Global convenience store company 7-Eleven is running a cashierless store pilot test available exclusively to its employees at the company’s Irving headquarters.
The 700-square-foot pilot store, which has been compared to Amazon Go, uses a mix of algorithms and predictive technology to separate individual customers and their purchases from other in-store shoppers, according to a release.
7-Eleven wants to continue innovating through digital solutions, says 7-Eleven president and CEO Joe DePinto. Along with the cashierless store pilot test, other recent innovations from 7-Eleven include rolling out a Mobile Checkout feature at pilot locations and its on-demand delivery service 7NOW. In 2016, 7-Eleven became one of the early retail brands to test drone deliveries.

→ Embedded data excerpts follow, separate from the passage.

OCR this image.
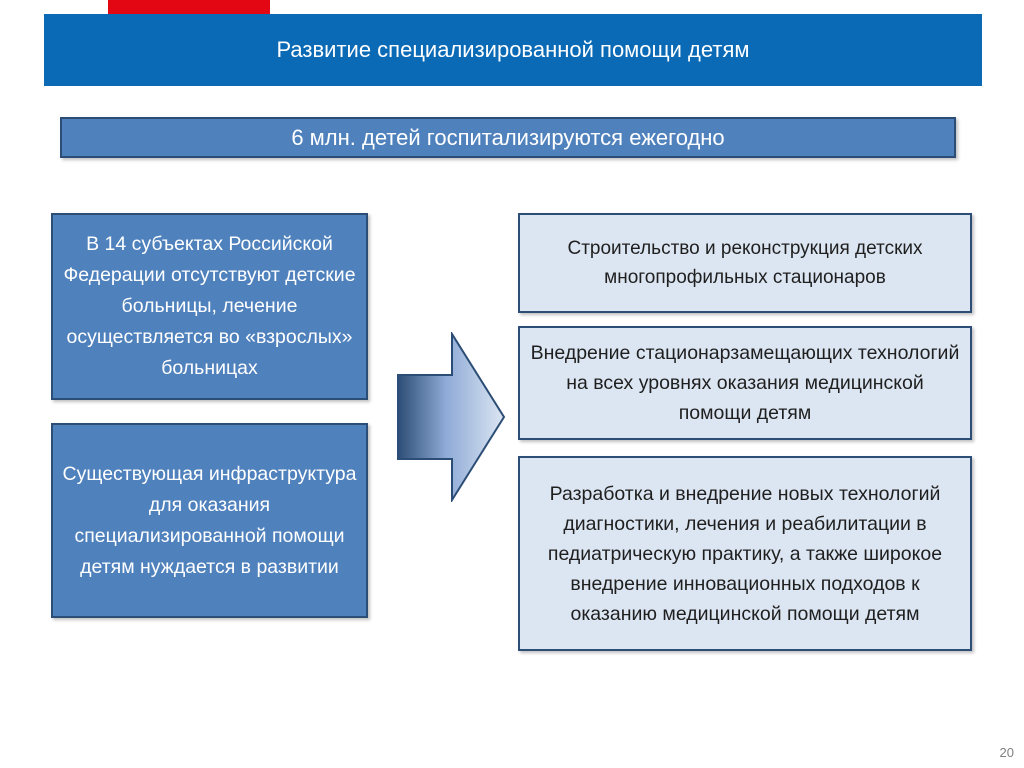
Развитие специализированной помощи детям
6 млн. детей госпитализируются ежегодно
В 14 субъектах Российской Федерации отсутствуют детские больницы, лечение осуществляется во «взрослых» больницах
Существующая инфраструктура для оказания специализированной помощи детям нуждается в развитии
Строительство и реконструкция детских многопрофильных стационаров
Внедрение стационарзамещающих технологий на всех уровнях оказания медицинской помощи детям
Разработка и внедрение новых технологий диагностики, лечения и реабилитации в педиатрическую практику, а также широкое внедрение инновационных подходов к оказанию медицинской помощи детям
20
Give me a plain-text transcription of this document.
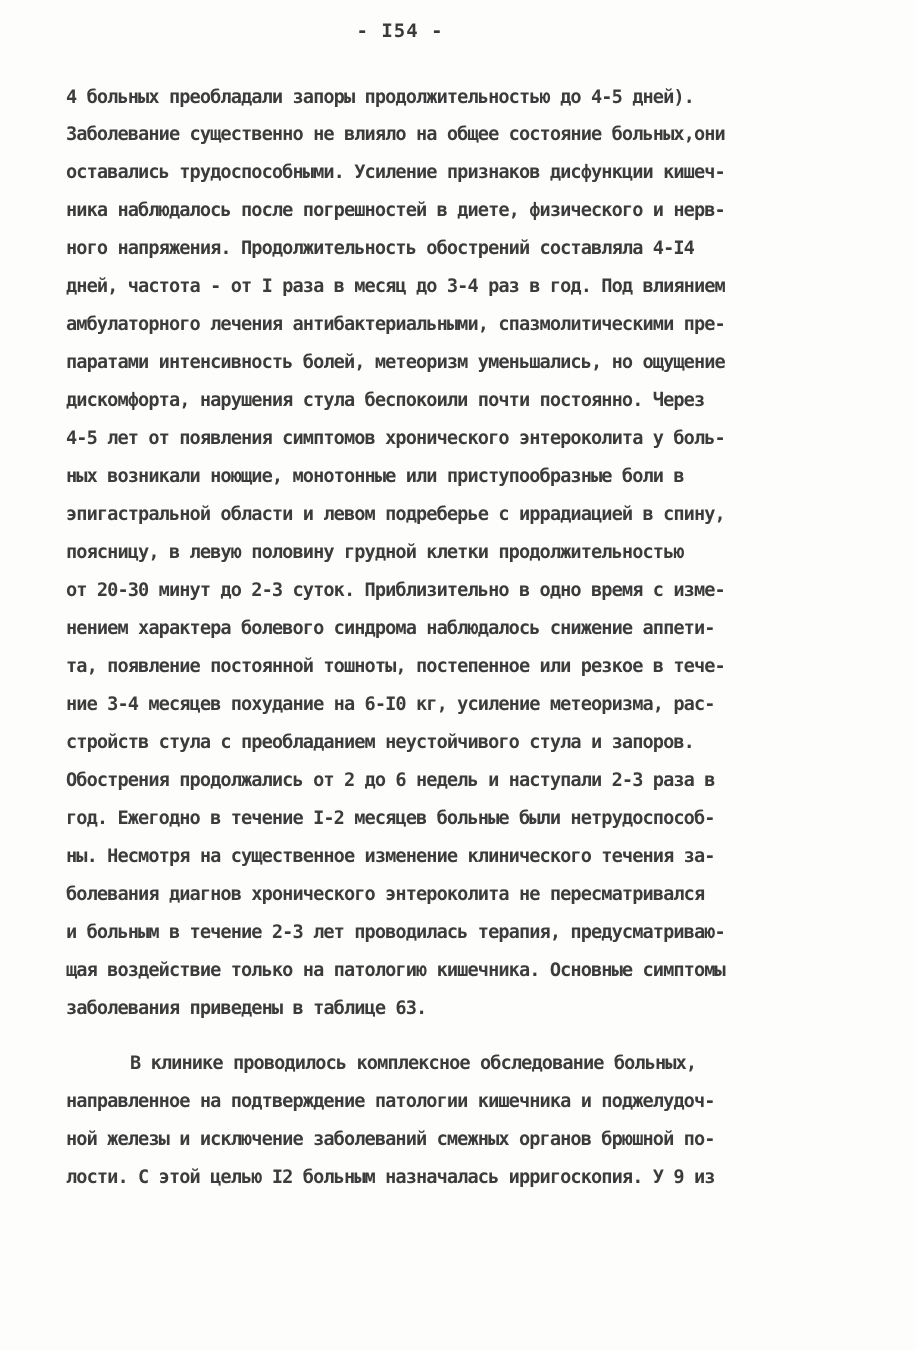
- I54 -
4 больных преобладали запоры продолжительностью до 4-5 дней).
Заболевание существенно не влияло на общее состояние больных,они
оставались трудоспособными. Усиление признаков дисфункции кишеч-
ника наблюдалось после погрешностей в диете, физического и нерв-
ного напряжения. Продолжительность обострений составляла 4-I4
дней, частота - от I раза в месяц до 3-4 раз в год. Под влиянием
амбулаторного лечения антибактериальными, спазмолитическими пре-
паратами интенсивность болей, метеоризм уменьшались, но ощущение
дискомфорта, нарушения стула беспокоили почти постоянно. Через
4-5 лет от появления симптомов хронического энтероколита у боль-
ных возникали ноющие, монотонные или приступообразные боли в
эпигастральной области и левом подреберье с иррадиацией в спину,
поясницу, в левую половину грудной клетки продолжительностью
от 20-30 минут до 2-3 суток. Приблизительно в одно время с изме-
нением характера болевого синдрома наблюдалось снижение аппети-
та, появление постоянной тошноты, постепенное или резкое в тече-
ние 3-4 месяцев похудание на 6-I0 кг, усиление метеоризма, рас-
стройств стула с преобладанием неустойчивого стула и запоров.
Обострения продолжались от 2 до 6 недель и наступали 2-3 раза в
год. Ежегодно в течение I-2 месяцев больные были нетрудоспособ-
ны. Несмотря на существенное изменение клинического течения за-
болевания диагнов хронического энтероколита не пересматривался
и больным в течение 2-3 лет проводилась терапия, предусматриваю-
щая воздействие только на патологию кишечника. Основные симптомы
заболевания приведены в таблице 63.
В клинике проводилось комплексное обследование больных,
направленное на подтверждение патологии кишечника и поджелудоч-
ной железы и исключение заболеваний смежных органов брюшной по-
лости. С этой целью I2 больным назначалась ирригоскопия. У 9 из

“Retail technology is evolving at a rapid pace and customer expectations are driving the evolution,” 7-Eleven president and CEO Joe DePinto said in a release.
To participate in the pilot test, 7-Eleven employees download an app and sign up. After test participants check in at the store, they can shop a mix of the company’s most popular products including beverages, snacks, food, groceries, over-the-counter drugs, and non-food items, and then simply exit the test store. After exiting, participants automatically receive a detailed receipt in the app.
“Ultimately, our goal is to exceed consumers’ expectations for faster, easier transactions and a seamless shopping experience,” Mani Suri, 7-Eleven’s senior vice president and chief information officer, said in a release.
7-Eleven uses its employees to test new store tech because they are honest and candid with their feedback, according to Suri. He added that the custom-built in-house tech is designed for both current and future customers, and offering a frictionless shopping experience with cashierless stores “could be a game-changer.”
Other retail tech in DFW
7-Eleven isn’t the only company testing retail tech in the area. In 2017, Neiman Marcus launched a “store of the future” in Fort Worth with high-tech mirrors that can snap images in dressing rooms and the makeup counter.
Sam’s Club Now, a “future of retail” concept, revamped its popular Scan & Go service last year in Dallas’ Lower Greenville neighborhood, which allowed shoppers to use the Sam’s Club Now app. Through the app, customers could scan barcodes with their phone, and then the phone was scanned as the customer walked out.